I'm in that post-project slump, which ironically (and annoyingly) usually seems to come before the project is technically done. I "finished" Cobblestone (just need to block it), and with it came the false feeling of accomplishment that I've tied up all loose ends in my life. Clean slate! (Shh... don't burst my bubble.) Here's a photo of Cobblestone before it was done, but when it was close. Alex was doing a funny dance. Everything will look better when blocked, though I suspect the funny dance cannot be improved upon:


See how lazy I am? Couldn't be bothered to crop or tweak. Pure, unadulterated funny dance. With sweater.

I was reassured to find that the sweater was too big on me. It's the small things in life, isn't it? It should be obvious that if it fits Alex, it will be too large on me. But like a child at the zoo, who won't believe it's really a tiger until she she sticks her fingers through the bars to see what the big kitty does, I have to try things on. And be so lazy that I get my hair, the camera cord, and all possible yarn ends in the photo, and don't care:

it's a long way down

I am amused that that photo gives the impression that I'm a tall redhead. Who ever thought such an unflattering angle of one's body could yield such unintentionally flattering (in the imaginary way) results?

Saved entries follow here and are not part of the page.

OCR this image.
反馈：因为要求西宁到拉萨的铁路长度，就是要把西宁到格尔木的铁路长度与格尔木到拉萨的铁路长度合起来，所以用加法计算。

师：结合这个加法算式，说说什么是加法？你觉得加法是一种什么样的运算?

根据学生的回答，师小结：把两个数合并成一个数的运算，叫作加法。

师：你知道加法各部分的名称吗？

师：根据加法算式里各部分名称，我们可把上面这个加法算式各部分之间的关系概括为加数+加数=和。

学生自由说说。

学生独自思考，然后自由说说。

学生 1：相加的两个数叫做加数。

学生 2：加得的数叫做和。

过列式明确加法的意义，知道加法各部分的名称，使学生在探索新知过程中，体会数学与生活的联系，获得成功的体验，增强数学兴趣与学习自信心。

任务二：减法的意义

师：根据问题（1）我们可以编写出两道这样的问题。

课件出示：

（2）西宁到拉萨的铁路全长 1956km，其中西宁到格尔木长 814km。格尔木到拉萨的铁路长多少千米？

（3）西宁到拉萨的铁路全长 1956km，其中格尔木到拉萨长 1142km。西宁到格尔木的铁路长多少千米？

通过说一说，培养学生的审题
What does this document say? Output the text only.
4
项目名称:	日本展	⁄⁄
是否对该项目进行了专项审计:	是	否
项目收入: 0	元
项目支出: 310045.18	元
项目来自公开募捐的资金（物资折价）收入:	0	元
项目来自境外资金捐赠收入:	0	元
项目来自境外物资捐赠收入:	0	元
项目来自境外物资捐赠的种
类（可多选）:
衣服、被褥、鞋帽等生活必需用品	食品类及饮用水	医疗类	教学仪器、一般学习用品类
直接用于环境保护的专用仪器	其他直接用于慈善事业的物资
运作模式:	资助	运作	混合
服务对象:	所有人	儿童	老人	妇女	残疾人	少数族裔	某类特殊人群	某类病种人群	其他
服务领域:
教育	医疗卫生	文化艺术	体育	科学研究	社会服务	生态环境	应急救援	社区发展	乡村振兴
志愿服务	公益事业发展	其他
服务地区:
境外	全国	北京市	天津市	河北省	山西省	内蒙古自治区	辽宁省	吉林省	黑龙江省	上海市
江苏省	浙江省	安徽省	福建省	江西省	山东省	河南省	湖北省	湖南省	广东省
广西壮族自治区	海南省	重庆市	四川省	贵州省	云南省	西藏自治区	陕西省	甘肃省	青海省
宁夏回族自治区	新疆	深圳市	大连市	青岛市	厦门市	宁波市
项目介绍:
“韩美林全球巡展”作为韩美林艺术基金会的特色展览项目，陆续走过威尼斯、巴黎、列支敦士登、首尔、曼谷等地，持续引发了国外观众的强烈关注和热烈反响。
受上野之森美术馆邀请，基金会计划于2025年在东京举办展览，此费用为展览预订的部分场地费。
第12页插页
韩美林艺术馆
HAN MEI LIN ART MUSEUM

Well, that's enough content for a lazy blog post. At least enough knitting content. I'll be back with the whole shebang after it's blocked. To answer Rachel's question from the last post, yes, I was listening to The Good Housekeeping Marriage Book. (And how unlazy of me to dig the link up again!) I didn't listen to every second of it, as it did start to get old towards the end. But I highly recommend at least chapter 3 (Ought I To Marry?) if you feel like listening to only one chapter. It's a brilliant combination of jaw-droppingly horrific ideas, combined with a discussion of genetics and inheritance that frankly surprised me with its level of sophistication, given the source and era.